= Dolce Stil Novo =

Medieval Italian literary movement

Dolce Stil Novo (/it/, 'sweet new style') was a literary movement in 13th and 14th century Italy. Influenced by the Sicilian School and Tuscan poetry, its main theme is Divine Love. The name Dolce Stil Novo was used for the first time by Dante Alighieri in Purgatorio, the second canticle of the Divina Commedia. In the Divina Commedia Purgatory he meets Bonagiunta Orbicciani, a 13th-century Italian poet, who tells Dante that Dante himself, Guido Guinizelli, and Guido Cavalcanti had been able to create a new genre: a stil novo.

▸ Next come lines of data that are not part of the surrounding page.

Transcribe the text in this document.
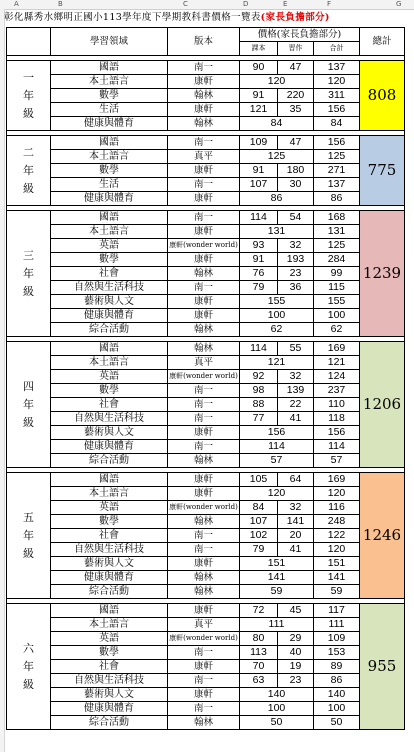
A	B	C	D	E	F	G
彰化縣秀水鄉明正國小113學年度下學期教科書價格一覽表(家長負擔部分)
	學習領域	版本	價格(家長負擔部分)			總計
			課本	習作	合計	

一年級	國語	南一	90	47	137	808
	本土語言	康軒	120		120	
	數學	翰林	91	220	311	
	生活	康軒	121	35	156	
	健康與體育	翰林	84		84	

二年級	國語	南一	109	47	156	775
	本土語言	真平	125		125	
	數學	康軒	91	180	271	
	生活	南一	107	30	137	
	健康與體育	康軒	86		86	

三年級	國語	南一	114	54	168	1239
	本土語言	康軒	131		131	
	英語	康軒(wonder world)	93	32	125	
	數學	康軒	91	193	284	
	社會	翰林	76	23	99	
	自然與生活科技	南一	79	36	115	
	藝術與人文	康軒	155		155	
	健康與體育	康軒	100		100	
	綜合活動	翰林	62		62	

四年級	國語	翰林	114	55	169	1206
	本土語言	真平	121		121	
	英語	康軒(wonder world)	92	32	124	
	數學	南一	98	139	237	
	社會	南一	88	22	110	
	自然與生活科技	南一	77	41	118	
	藝術與人文	康軒	156		156	
	健康與體育	南一	114		114	
	綜合活動	翰林	57		57	

五年級	國語	康軒	105	64	169	1246
	本土語言	康軒	120		120	
	英語	康軒(wonder world)	84	32	116	
	數學	翰林	107	141	248	
	社會	南一	102	20	122	
	自然與生活科技	南一	79	41	120	
	藝術與人文	康軒	151		151	
	健康與體育	翰林	141		141	
	綜合活動	翰林	59		59	

六年級	國語	康軒	72	45	117	955
	本土語言	真平	111		111	
	英語	康軒(wonder world)	80	29	109	
	數學	南一	113	40	153	
	社會	康軒	70	19	89	
	自然與生活科技	南一	63	23	86	
	藝術與人文	康軒	140		140	
	健康與體育	南一	100		100	
	綜合活動	翰林	50		50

Poetry from this school is marked by adoration of the human form, incorporating vivid descriptions of female beauty and frequently comparing the desired woman to a creature from paradise. The woman is described as an "angel" or as "a bridge to God". Rather than being material in nature, the Love of the Dolce Stil Novo is a sort of Divine Love. Poetry of this movement also often includes profound introspection. Many literary critics have argued that introspection in Italian literary works was first introduced by the Stil Novo poets, and later developed by Francesco Petrarca. The two main concepts (introspection and love) are thus brought together as the poet enters his interior world to express his most inner feelings, which are caused by an excessively divine female beauty. The first expression of this style of writing is credited to Guido Guinizelli and his poem "Al cor gentil rempaira sempre amore". Precursors to the dolce stil novo are found in the Provençal works of the troubadours, such as the Genoese Lanfranc Cigala. The artists of the stil novo are called stilnovisti.'

The importance of the Dolce Stil Novo lies in the fact that apart from being the manifestation of the first true literary tradition in Italy, it ennobled the Tuscan vernacular, which was destined to become the Italian national language.

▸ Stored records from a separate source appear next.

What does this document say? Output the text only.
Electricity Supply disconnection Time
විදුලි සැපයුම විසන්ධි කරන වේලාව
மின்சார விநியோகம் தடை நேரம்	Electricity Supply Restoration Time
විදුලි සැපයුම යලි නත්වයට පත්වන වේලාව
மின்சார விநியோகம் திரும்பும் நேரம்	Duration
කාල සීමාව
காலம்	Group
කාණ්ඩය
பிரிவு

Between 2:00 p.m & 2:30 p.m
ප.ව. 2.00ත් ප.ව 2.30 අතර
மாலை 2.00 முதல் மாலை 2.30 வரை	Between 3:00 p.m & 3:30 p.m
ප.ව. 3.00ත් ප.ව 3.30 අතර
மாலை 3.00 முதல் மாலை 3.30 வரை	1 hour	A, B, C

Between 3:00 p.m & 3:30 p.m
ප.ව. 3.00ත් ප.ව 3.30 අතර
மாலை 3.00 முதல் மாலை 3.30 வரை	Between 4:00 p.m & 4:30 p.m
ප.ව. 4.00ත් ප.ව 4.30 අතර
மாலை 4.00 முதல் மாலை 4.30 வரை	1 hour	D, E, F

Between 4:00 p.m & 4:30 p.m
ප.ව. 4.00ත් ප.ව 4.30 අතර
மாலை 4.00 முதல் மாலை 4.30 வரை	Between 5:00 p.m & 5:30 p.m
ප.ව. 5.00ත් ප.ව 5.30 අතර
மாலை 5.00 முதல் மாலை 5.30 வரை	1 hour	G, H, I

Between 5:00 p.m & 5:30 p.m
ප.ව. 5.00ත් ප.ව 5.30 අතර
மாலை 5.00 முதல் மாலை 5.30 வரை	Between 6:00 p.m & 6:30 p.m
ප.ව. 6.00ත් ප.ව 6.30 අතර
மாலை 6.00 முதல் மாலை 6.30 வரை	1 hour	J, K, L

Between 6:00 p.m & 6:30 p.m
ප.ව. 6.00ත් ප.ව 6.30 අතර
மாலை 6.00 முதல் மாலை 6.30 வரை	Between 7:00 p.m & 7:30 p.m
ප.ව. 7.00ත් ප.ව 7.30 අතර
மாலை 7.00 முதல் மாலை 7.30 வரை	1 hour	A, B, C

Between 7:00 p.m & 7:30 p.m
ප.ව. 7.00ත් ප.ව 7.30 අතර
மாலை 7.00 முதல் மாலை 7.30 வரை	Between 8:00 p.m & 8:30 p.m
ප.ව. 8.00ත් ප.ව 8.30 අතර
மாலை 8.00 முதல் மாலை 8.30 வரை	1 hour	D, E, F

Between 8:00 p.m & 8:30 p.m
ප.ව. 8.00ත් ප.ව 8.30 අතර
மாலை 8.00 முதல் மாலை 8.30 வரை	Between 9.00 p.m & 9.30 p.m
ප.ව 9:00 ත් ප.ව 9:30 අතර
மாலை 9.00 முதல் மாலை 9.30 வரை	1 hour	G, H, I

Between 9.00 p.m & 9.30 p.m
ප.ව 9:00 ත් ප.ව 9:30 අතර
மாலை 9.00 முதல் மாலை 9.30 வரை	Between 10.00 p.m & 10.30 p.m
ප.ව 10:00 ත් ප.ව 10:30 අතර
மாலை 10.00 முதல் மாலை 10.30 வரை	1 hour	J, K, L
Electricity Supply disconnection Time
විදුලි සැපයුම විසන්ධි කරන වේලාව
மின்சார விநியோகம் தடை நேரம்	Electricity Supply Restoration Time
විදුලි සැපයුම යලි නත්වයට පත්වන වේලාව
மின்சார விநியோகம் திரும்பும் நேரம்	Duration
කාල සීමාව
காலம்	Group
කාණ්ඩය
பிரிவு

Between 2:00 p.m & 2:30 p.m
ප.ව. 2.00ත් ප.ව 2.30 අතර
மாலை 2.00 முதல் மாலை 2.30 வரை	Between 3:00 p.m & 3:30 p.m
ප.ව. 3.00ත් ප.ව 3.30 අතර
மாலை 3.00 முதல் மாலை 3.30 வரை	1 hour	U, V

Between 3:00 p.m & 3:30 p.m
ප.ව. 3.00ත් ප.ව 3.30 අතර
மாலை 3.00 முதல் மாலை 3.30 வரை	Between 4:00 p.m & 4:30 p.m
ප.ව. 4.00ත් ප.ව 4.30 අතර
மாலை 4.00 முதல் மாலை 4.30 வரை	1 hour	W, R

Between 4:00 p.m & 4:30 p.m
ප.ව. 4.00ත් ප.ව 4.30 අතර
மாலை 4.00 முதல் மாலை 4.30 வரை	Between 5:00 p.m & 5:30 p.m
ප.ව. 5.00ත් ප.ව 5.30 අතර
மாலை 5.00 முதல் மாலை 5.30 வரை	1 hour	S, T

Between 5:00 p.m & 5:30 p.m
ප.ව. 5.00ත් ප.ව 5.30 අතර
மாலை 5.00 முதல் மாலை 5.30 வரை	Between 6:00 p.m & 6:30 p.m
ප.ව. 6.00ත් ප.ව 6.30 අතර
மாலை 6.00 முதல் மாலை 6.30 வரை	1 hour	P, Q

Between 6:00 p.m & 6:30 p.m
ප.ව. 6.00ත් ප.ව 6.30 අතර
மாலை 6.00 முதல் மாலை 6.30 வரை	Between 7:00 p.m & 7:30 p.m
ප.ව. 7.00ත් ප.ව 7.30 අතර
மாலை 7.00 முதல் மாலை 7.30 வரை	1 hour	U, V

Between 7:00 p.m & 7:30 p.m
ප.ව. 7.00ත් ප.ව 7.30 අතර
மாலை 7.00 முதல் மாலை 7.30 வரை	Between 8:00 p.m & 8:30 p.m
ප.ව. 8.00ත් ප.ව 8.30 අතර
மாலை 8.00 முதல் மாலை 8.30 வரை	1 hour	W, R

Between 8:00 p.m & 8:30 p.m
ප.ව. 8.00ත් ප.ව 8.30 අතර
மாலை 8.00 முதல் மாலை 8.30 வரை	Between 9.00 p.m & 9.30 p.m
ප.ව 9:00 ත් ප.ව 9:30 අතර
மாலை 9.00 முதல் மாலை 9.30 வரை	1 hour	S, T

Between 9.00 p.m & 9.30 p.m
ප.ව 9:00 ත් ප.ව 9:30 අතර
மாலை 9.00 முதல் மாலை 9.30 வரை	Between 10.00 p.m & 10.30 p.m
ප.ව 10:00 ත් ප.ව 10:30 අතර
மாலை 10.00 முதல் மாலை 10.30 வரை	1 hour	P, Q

== In Dante's Purgatorio ==
In Dante Alighieri's Purgatorio XXIV, on the sixth terrace of Purgatory, the poet and glutton Bonagiunta Orbicciani, after confirming that Dante is the poet who wrote "Ladies that have intelligence of love", a poem from Vita Nuova, uses the phrase dolce stil novo ("sweet new style", mentioned for the first time in the Italian vernacular) to describe Dante's style as a poet, and how it marked a shift from the styles of poets that came before him like of Giacomo da Lentini and Guittone d'Arezzo.

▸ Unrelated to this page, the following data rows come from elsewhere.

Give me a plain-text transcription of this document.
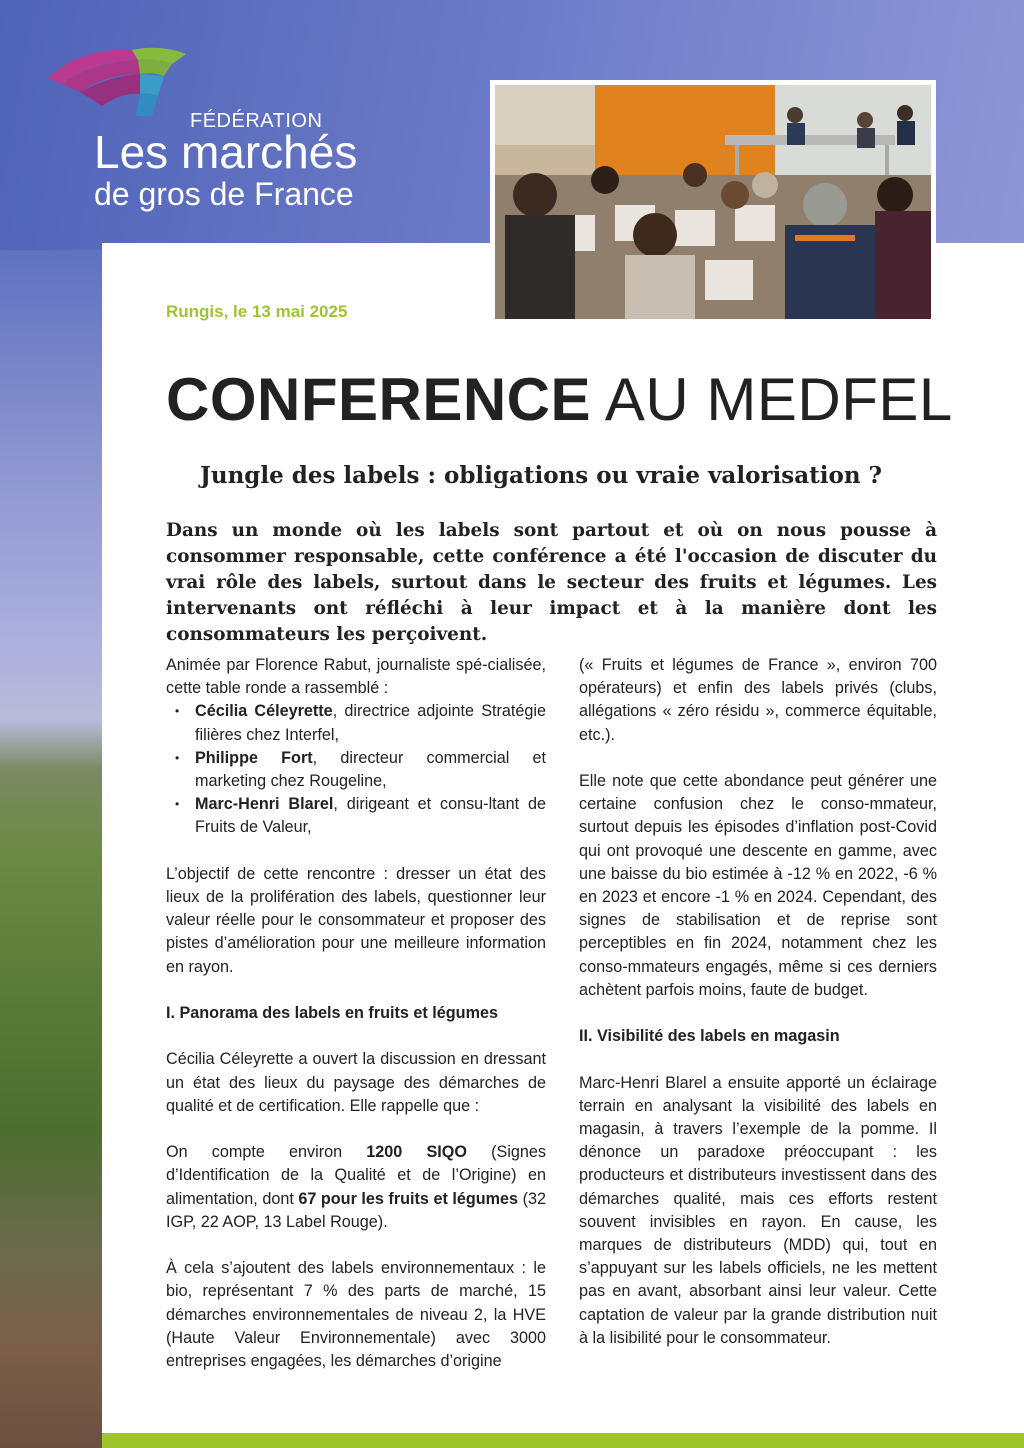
FÉDÉRATION
Les marchés
de gros de France
Rungis, le 13 mai 2025
CONFERENCE AU MEDFEL
Jungle des labels : obligations ou vraie valorisation ?
Dans un monde où les labels sont partout et où on nous pousse à consommer responsable, cette conférence a été l'occasion de discuter du vrai rôle des labels, surtout dans le secteur des fruits et légumes. Les intervenants ont réfléchi à leur impact et à la manière dont les consommateurs les perçoivent.

Animée par Florence Rabut, journaliste spé-cialisée, cette table ronde a rassemblé :

• Cécilia Céleyrette, directrice adjointe Stratégie filières chez Interfel,
• Philippe Fort, directeur commercial et marketing chez Rougeline,
• Marc-Henri Blarel, dirigeant et consu-ltant de Fruits de Valeur,

L’objectif de cette rencontre : dresser un état des lieux de la prolifération des labels, questionner leur valeur réelle pour le consommateur et proposer des pistes d’amélioration pour une meilleure information en rayon.

I. Panorama des labels en fruits et légumes

Cécilia Céleyrette a ouvert la discussion en dressant un état des lieux du paysage des démarches de qualité et de certification. Elle rappelle que :

On compte environ 1200 SIQO (Signes d’Identification de la Qualité et de l’Origine) en alimentation, dont 67 pour les fruits et légumes (32 IGP, 22 AOP, 13 Label Rouge).

À cela s’ajoutent des labels environnementaux : le bio, représentant 7 % des parts de marché, 15 démarches environnementales de niveau 2, la HVE (Haute Valeur Environnementale) avec 3000 entreprises engagées, les démarches d’origine

(« Fruits et légumes de France », environ 700 opérateurs) et enfin des labels privés (clubs, allégations « zéro résidu », commerce équitable, etc.).

Elle note que cette abondance peut générer une certaine confusion chez le conso-mmateur, surtout depuis les épisodes d’inflation post-Covid qui ont provoqué une descente en gamme, avec une baisse du bio estimée à -12 % en 2022, -6 % en 2023 et encore -1 % en 2024. Cependant, des signes de stabilisation et de reprise sont perceptibles en fin 2024, notamment chez les conso-mmateurs engagés, même si ces derniers achètent parfois moins, faute de budget.

II. Visibilité des labels en magasin

Marc-Henri Blarel a ensuite apporté un éclairage terrain en analysant la visibilité des labels en magasin, à travers l’exemple de la pomme. Il dénonce un paradoxe préoccupant : les producteurs et distributeurs investissent dans des démarches qualité, mais ces efforts restent souvent invisibles en rayon. En cause, les marques de distributeurs (MDD) qui, tout en s’appuyant sur les labels officiels, ne les mettent pas en avant, absorbant ainsi leur valeur. Cette captation de valeur par la grande distribution nuit à la lisibilité pour le consommateur.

Dante scholars have tried to define this "sweet new style", and it remains a source of much contention. Dante, the character, claims "I am one who, when Love inspires me, takes note, and, as he dictates within me, so I set it forth" (Purg. XXIV, 52–54). What "Love" means in this tercet has divided many Dante scholars, who question whether it is Amore, the god of Love, or whether it is another name for the Christian God. Robert Hollander hypothesizes that the phrase can be understood in theological terms. By using Bonagiunta to describe his style as dolce stil novo, Dante is presenting himself as more than just a usual love poet because of the theological significance of Beatrice. Beatrice embodies God's love for him, and she, who also acts as his guide, can lead to God. Hollander and Furio Brugnolo also argue that Cino da Pistoia, whom Dante believed was the only one who understood this significance of Beatrice, also falls in this "school" of poetry.

Dante scholar Zygmunt G. Barański states that the definition of the phrase should not be searched for externally as it can be found in the text of the poem itself: it is a style where form and content are in harmony, and this harmony is what makes the style "sweet." Another word for dulcis is clarity, and Dante himself believed that for poetry to be sweet, it should be as intelligible as possible.

In the nineteenth century, scholars began considering and studying dolce stil novo as a "school" of poetry. Scholars, to differentiate Dante's use of the term to Purgatorio to the literary movement, called the movement stil nuovo.